Although Jeffrey Donaldson is a fine man and a good public servant, he is insufficiently appreciated on this side of St George’s Channel. It would help if Unionism would re-unite and recruit some mellifluous adjutants. But there is some comfort. According to sophisticated polling conducted by the Royal Irish Academy, Unionism would have a twenty per cent majority in any new Ulster border poll.
Apropos sophistication, we shall have to see how well the new Ulster administration performs. Let us hope that it performs better than its equivalents in Edinburgh and Cardiff. The Scottish socialist nationalist government has a terrible record, not least in education. We Scots used to pride ourselves on our educational system at all levels.
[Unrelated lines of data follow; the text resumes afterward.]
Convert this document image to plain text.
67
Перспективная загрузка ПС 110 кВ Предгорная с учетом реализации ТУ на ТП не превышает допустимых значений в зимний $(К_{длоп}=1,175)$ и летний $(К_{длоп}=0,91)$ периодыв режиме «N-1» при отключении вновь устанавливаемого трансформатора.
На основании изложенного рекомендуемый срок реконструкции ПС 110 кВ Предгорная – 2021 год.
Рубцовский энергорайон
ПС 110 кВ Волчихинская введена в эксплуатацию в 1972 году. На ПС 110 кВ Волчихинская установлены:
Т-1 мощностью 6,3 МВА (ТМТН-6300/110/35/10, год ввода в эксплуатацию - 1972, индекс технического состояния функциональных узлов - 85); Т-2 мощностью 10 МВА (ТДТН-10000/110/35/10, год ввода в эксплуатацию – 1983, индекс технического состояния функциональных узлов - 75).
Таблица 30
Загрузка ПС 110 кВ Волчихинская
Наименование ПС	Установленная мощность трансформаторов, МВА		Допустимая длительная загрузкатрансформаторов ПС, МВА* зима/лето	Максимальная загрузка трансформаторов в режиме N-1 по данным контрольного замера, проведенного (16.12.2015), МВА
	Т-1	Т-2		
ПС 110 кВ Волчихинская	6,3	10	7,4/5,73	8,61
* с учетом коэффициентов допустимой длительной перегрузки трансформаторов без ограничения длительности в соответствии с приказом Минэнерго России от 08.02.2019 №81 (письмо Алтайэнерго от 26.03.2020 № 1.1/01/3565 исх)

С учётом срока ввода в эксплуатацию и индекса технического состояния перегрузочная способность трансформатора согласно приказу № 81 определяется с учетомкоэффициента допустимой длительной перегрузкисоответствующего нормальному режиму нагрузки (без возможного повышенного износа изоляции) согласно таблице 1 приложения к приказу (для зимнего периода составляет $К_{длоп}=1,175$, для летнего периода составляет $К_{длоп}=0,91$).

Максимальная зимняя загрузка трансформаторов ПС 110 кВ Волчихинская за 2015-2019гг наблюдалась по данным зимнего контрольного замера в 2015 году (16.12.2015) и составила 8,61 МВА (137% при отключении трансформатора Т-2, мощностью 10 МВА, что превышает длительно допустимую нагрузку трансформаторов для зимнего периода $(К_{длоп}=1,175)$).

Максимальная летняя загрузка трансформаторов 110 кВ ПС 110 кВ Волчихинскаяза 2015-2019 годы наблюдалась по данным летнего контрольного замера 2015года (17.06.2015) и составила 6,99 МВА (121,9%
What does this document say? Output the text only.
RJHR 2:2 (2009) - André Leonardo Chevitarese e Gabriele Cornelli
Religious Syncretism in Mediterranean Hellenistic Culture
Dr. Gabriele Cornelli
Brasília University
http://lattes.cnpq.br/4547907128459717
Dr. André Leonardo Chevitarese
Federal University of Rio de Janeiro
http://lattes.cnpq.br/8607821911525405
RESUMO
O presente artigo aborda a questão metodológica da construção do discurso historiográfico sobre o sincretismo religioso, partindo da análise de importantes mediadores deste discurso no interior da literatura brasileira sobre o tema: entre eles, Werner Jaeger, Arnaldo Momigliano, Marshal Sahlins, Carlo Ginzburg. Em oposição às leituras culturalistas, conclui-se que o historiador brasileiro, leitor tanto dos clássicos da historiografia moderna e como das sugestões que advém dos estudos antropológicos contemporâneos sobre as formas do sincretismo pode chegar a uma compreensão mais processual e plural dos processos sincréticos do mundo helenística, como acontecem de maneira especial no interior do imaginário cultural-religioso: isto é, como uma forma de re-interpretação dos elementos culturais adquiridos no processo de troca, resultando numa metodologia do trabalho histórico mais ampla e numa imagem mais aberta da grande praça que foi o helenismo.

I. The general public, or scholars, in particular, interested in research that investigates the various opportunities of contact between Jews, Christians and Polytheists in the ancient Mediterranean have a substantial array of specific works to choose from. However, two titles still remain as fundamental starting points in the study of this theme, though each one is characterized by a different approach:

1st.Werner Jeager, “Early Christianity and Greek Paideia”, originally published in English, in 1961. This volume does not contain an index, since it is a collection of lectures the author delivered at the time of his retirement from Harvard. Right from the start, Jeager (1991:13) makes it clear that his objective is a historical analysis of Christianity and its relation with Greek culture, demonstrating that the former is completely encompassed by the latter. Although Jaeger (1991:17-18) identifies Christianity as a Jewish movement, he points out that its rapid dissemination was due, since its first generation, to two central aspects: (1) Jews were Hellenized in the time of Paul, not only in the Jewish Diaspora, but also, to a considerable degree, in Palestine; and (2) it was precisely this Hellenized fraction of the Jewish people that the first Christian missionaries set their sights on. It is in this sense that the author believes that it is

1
That is no longer justified. Scotland has been slumping in all the educational league tables.
It must of course be recognised that the Stormont system is at least as much about community psychotherapy as it is about good governance. It would justify another mirabile dictu if it could achieve both. In one respect, all the patients will collaborate. They will all be convinced of the need for more money from Whitehall. A lot of that will now be on its way. So will the Ulster politicians use it wisely? Again, let us hope so – or at least some of it.